Towards a solution for rvalue holder arguments in wrapped functions by rhaschke · Pull Request #2046 · pybind/pybind11 (original) (raw)

In #2040 I was complaining about a fundamental issue in pybind11, namely that rvalue function arguments (of custom types and particularly of std::unique_ptr) are not supported, i.e. the following function cannot be wrapped:

void consume(std::unique_ptr&& holder) { CustomType sink(std::move(*holder.release()); }

As this is a major blocker for my project to transition from boost::python to pybind11, I tried to investigate the issue in more detail.
It looks like, that a major design decision was to explicitly forbid transferring ownership from python to C++. This allows maintaining a raw value pointer (in addition to the holder) for fast and direct access to the raw pointer. (I noticed that the holder's get() is only rarely called.)

If you are not willing to support this important use case, you should explicitly state this fact very prominently on some main documentation page(s).
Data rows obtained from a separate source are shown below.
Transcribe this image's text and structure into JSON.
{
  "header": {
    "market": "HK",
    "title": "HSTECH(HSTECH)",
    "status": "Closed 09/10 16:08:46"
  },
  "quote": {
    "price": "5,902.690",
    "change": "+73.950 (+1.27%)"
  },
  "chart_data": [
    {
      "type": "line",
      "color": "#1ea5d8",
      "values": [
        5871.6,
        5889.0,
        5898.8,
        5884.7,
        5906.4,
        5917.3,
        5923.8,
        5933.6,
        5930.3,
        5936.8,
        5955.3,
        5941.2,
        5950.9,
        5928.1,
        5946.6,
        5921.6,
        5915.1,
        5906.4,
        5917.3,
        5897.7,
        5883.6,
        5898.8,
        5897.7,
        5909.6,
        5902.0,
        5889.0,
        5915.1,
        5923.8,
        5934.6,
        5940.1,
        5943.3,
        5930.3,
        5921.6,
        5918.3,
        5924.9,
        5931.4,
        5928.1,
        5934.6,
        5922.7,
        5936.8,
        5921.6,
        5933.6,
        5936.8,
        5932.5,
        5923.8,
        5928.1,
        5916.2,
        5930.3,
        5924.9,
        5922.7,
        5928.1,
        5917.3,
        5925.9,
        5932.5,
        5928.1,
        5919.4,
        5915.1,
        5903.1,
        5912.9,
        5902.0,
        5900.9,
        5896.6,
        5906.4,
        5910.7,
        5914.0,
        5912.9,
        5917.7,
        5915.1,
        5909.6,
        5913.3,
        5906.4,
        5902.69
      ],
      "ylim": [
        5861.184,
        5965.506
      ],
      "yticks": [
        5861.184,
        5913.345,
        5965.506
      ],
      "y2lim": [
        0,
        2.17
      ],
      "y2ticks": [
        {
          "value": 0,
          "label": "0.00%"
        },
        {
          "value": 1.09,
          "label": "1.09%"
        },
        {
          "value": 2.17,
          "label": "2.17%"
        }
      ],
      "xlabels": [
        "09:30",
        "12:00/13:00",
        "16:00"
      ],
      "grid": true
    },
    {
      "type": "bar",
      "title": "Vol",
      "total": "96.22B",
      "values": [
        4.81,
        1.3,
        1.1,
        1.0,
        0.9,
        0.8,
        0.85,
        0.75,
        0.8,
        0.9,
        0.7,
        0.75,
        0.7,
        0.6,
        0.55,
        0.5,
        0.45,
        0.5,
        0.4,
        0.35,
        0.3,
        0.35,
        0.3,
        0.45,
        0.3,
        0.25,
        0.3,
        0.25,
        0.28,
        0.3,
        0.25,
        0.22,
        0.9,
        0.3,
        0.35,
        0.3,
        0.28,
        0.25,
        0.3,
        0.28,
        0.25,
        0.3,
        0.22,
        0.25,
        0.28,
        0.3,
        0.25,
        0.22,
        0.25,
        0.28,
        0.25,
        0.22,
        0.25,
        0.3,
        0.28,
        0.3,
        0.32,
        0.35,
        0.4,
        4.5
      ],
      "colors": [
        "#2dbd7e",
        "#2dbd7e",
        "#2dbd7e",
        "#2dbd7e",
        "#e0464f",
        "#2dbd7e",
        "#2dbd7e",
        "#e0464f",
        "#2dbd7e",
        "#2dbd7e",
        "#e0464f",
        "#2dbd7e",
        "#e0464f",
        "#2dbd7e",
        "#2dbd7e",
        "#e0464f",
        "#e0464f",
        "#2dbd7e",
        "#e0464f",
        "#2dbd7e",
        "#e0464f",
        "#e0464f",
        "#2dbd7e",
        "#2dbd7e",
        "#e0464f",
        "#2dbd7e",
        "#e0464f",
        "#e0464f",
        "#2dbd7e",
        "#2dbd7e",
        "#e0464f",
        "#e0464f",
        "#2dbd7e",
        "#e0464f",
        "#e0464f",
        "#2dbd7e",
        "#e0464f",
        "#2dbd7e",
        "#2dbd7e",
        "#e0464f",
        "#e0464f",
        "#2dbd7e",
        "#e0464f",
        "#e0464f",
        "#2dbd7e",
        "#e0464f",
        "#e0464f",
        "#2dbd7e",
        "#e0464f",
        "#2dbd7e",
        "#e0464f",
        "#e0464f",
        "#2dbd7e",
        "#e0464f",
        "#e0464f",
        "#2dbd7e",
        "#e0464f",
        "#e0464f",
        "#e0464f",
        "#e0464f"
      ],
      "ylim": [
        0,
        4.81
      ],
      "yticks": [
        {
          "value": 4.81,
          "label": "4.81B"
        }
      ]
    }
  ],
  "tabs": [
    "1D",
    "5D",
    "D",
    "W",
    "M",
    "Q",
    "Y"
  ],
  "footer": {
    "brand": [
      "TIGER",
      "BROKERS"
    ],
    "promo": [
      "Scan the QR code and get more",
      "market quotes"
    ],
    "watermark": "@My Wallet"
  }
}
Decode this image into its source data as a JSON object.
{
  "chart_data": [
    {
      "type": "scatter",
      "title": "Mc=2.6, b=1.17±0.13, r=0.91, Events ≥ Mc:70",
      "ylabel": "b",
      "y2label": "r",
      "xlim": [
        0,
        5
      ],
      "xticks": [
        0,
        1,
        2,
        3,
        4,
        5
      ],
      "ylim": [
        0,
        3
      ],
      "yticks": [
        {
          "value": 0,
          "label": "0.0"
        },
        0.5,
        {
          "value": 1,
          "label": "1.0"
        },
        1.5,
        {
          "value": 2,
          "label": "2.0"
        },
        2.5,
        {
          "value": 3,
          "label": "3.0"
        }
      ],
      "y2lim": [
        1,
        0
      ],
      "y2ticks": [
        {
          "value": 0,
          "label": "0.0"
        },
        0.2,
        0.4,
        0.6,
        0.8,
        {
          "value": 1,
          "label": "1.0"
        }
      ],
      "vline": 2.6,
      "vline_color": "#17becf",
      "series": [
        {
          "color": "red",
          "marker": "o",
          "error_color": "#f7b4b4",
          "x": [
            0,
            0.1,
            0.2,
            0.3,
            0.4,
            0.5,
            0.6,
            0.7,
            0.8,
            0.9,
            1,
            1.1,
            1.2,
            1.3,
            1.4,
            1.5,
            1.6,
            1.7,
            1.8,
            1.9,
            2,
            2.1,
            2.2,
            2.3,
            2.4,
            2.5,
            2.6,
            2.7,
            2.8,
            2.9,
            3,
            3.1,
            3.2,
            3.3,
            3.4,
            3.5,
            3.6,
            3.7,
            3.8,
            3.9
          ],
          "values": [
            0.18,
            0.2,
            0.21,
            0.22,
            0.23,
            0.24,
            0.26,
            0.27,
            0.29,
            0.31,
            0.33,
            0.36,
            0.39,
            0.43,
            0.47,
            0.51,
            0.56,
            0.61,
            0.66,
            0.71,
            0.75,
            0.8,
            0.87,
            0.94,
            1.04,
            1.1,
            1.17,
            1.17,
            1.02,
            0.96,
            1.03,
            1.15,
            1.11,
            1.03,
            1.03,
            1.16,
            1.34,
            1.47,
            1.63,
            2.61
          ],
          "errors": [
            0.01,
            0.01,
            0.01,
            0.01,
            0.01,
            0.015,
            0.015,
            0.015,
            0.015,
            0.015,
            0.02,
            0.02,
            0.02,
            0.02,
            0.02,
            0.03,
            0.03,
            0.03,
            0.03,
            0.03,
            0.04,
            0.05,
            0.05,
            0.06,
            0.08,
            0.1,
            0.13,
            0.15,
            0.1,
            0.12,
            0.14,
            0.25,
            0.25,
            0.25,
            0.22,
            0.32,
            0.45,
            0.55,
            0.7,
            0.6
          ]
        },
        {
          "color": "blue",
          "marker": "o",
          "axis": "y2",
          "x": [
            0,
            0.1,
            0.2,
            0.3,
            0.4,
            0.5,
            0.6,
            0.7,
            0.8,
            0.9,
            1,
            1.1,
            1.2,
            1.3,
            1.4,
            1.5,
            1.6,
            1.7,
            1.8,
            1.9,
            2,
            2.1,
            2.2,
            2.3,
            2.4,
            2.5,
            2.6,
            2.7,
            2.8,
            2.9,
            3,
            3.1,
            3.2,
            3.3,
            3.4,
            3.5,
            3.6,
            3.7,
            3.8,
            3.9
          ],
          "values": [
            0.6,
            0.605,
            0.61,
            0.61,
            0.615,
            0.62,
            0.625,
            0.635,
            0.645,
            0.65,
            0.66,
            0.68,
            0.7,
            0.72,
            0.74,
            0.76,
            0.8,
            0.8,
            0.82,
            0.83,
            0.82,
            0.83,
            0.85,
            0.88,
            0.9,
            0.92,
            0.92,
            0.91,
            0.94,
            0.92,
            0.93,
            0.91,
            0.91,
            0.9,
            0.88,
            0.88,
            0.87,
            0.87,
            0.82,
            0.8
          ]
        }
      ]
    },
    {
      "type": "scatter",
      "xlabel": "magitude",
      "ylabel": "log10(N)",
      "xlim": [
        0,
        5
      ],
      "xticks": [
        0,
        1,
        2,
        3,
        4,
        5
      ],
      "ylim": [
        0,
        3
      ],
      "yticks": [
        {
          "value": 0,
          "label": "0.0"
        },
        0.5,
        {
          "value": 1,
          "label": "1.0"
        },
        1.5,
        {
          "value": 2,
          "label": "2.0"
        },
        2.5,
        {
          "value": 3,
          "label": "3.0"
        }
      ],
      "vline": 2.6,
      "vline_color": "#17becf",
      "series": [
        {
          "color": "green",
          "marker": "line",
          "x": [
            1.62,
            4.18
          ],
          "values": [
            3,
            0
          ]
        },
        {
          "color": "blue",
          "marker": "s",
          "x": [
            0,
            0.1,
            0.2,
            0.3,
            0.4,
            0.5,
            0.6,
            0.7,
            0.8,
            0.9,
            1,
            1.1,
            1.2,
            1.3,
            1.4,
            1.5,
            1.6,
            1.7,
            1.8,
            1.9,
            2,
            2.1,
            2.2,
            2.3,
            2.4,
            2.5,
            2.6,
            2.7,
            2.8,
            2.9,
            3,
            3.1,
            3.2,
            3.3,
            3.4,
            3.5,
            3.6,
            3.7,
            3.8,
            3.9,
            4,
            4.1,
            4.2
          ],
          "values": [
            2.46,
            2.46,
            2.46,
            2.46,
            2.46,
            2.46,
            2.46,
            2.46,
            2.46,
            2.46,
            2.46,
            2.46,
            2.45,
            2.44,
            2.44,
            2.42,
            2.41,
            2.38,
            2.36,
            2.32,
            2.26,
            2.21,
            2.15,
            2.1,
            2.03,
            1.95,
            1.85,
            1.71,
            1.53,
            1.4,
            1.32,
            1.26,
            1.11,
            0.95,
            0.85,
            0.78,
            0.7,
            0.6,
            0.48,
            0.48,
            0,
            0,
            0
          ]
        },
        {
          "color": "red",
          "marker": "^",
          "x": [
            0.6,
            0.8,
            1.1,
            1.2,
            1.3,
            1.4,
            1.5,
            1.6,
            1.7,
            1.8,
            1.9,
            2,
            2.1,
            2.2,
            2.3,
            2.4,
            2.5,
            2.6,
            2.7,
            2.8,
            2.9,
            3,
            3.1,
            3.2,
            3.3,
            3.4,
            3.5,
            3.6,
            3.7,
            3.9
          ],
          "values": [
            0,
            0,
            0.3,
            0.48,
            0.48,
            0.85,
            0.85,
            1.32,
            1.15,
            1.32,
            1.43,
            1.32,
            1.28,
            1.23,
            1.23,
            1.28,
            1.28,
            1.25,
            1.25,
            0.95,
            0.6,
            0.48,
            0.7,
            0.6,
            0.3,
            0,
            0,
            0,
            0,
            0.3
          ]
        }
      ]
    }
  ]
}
However, I hope that you will add this feature in the future as pybind11 is a great replacement for boost::python, providing many benefits and exhibiting much better code readability.

The above-mentioned design decision becomes noticeable - amongst other things - by the fact that move_only_holder_casters do not support loading of arguments and thus conversion from python to C++ is not possible for move-only holder types.
The commits of this PR replace the existing implementation of move_only_holder_caster with that of copyable_holder_caster (with some minor tweaks), which essentially enables the requested feature.
However, a major caveat remains: The holder pointer remains accessible after moving, while it should become None and thus raise an exception if accessed again. I tried to accomplish this here, but it didn't have the desired effect - I guess because pybind11 mainly accesses object instances by their raw value pointers instead of going through the holder.

Another major caveat comes from the overload-resolution process: During this process, several function overloads are tried to match in sequence, each one requiring to load the python arguments into the type_caster. However, this loading process already moves the holder into the caster and thus is only possible once.